White House press secretary Karine Jean-Pierre said the Biden administration disagreed with the decision, but would “continue to enforce Title 42 public health authority. CDC in 2020 pending appeal”.

In the meantime, she said, the Department of Homeland Security “will continue to plan for the eventual lifting of Title 42 in light of the CDC’s public health judgment.”

Arizona Attorney General Mark Brnovich, a Republican who was among the states suing the Biden administration over its decision to end Title 42, called Friday’s decision a “huge victory.” on Twitter.
“Title 42 is confirmed by a federal judge,” wrote Brnovich, who is seeking a U.S. Senate seat in his state. “Our office will continue to do everything in its power to combat the anarchy of the Biden administration.”

The decision stems from a lawsuit filed by Arizona, Louisiana and Missouri in April against the Biden administration’s decision to end Title 42. More than a dozen states, mostly led by the GOP, then joined the chase.

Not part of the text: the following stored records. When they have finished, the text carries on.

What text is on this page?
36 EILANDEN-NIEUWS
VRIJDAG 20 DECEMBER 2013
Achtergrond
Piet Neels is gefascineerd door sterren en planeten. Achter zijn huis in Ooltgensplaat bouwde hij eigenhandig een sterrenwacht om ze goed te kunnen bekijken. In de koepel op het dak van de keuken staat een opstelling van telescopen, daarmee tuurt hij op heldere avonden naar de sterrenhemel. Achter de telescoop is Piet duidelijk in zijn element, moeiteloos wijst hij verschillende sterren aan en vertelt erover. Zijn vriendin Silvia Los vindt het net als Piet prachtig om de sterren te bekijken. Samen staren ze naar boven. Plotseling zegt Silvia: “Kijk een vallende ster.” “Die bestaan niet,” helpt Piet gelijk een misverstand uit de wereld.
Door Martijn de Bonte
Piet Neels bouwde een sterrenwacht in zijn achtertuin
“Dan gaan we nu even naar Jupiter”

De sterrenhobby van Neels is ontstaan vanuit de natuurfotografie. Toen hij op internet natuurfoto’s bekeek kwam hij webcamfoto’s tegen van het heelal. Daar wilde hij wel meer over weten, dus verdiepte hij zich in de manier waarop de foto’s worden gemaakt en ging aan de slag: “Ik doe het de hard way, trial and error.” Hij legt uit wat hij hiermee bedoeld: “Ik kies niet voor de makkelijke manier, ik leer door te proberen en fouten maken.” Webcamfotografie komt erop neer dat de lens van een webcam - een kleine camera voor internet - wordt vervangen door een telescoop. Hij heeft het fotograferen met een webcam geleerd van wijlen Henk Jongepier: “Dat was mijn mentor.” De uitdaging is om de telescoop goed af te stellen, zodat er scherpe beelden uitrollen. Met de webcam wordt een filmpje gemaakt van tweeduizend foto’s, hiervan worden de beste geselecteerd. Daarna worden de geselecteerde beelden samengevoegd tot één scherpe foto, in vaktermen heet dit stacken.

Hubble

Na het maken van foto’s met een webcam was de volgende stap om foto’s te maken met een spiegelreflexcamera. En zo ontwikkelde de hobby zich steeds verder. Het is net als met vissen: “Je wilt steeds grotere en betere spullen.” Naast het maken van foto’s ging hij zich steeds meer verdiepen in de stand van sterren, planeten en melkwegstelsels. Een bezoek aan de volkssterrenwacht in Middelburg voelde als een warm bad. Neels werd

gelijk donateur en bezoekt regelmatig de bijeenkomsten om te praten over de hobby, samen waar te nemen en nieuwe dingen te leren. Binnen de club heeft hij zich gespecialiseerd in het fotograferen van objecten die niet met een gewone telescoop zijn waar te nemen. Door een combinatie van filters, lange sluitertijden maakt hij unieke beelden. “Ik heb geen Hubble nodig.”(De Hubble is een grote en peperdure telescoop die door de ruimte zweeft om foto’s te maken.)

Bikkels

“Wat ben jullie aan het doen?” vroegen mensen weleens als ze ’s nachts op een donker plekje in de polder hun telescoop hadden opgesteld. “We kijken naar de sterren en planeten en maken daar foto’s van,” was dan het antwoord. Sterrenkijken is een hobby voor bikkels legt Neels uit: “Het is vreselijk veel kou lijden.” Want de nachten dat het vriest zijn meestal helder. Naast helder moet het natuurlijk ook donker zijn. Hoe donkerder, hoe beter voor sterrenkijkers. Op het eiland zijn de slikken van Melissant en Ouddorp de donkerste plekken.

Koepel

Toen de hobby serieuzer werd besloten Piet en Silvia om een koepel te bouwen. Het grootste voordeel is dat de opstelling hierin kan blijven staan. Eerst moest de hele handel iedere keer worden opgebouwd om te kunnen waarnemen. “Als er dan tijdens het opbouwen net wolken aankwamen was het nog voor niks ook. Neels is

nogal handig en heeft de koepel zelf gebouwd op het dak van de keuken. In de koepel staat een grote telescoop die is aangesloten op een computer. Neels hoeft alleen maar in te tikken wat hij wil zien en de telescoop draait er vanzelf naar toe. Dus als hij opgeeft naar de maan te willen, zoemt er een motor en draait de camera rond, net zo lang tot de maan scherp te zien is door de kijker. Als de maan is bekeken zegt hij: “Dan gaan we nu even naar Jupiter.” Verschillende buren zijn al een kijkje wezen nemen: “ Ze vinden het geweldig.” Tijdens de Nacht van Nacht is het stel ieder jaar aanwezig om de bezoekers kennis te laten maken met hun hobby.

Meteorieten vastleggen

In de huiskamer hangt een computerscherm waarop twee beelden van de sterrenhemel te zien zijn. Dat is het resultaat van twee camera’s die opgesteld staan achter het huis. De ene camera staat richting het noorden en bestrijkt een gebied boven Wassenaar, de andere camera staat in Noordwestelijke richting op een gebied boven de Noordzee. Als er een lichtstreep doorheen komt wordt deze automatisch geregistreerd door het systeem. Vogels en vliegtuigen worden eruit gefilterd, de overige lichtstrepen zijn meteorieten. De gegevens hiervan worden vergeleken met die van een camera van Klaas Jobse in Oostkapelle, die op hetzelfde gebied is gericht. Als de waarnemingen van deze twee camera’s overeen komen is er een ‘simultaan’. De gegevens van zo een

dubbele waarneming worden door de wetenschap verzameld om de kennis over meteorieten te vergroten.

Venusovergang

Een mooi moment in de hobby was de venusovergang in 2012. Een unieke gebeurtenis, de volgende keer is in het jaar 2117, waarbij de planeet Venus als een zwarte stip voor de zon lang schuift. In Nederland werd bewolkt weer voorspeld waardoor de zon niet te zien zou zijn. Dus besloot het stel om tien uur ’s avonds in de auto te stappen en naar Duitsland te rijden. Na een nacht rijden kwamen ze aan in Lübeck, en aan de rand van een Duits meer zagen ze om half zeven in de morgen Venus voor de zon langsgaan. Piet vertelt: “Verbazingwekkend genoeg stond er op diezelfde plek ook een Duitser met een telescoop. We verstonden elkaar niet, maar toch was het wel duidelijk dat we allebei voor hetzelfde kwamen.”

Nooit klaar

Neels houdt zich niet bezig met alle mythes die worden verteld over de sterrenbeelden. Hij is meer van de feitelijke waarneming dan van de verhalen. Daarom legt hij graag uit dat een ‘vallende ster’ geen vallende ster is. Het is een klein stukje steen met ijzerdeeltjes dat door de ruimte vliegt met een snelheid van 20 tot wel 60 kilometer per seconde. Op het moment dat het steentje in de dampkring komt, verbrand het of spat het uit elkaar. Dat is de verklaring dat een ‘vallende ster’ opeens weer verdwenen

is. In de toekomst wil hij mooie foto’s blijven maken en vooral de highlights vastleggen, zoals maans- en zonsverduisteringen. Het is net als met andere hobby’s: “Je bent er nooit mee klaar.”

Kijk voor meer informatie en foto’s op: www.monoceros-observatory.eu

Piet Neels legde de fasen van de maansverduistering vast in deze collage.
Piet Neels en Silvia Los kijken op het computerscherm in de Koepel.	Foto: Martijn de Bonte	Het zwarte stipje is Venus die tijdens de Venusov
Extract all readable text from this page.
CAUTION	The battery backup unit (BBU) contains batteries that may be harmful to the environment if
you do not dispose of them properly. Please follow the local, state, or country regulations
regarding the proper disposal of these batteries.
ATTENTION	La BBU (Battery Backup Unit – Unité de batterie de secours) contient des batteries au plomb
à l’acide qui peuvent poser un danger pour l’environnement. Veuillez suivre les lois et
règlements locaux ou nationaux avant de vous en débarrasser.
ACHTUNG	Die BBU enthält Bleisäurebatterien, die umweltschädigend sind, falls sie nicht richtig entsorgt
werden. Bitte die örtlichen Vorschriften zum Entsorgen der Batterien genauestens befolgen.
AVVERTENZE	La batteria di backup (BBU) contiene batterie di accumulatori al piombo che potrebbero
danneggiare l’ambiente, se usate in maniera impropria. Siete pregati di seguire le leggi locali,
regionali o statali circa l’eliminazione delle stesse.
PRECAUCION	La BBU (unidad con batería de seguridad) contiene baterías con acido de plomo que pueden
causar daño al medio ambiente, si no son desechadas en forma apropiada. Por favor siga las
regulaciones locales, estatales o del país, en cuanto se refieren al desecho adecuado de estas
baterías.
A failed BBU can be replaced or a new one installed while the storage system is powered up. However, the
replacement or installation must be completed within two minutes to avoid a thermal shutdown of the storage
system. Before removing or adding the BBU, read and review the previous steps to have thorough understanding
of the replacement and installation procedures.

Last week, Summerhays heard arguments in the case in a hearing lasting more than two hours, largely focusing his questions on the harm to states and whether the administration followed proper procedures, noting that emergency conditions have changed, potentially allowing for outside input. Summerhays had previously temporarily blocked the administration from ending the public health order before the termination date.
At the start of the coronavirus pandemic, the CDC issued the public health order, which officials said was intended to stop the spread of Covid-19. The order allowed authorities to quickly deport migrants at US land borders, and it has been extended several times. The policy is widely known as Title 42, for the part of the US code that allowed the director of the CDC to issue it.
The border restrictions have been controversial from the time the Trump administration announced them. Immigrant rights advocates have argued that authorities are using public health as a pretext to prevent as many immigrants as possible from leaving the country. Public health experts also criticized the policy, saying it was not justified by the circumstances.
Under Title 42, authorities have deported migrants at the U.S.-Mexico border more than 1.9 million times in just over two years, according to U.S. Customs and Border Protection data. The US asylum system effectively came to a screeching halt, with migrants who claimed to be fleeing persecution barred from claiming their rights – what US and international law says they should be given the opportunity to do.

Migrants encountered under Title 42 are either deported to their countries of origin or to Mexico, where human rights defenders say they have documented numerous abuses.

This story was updated with additional details on Friday.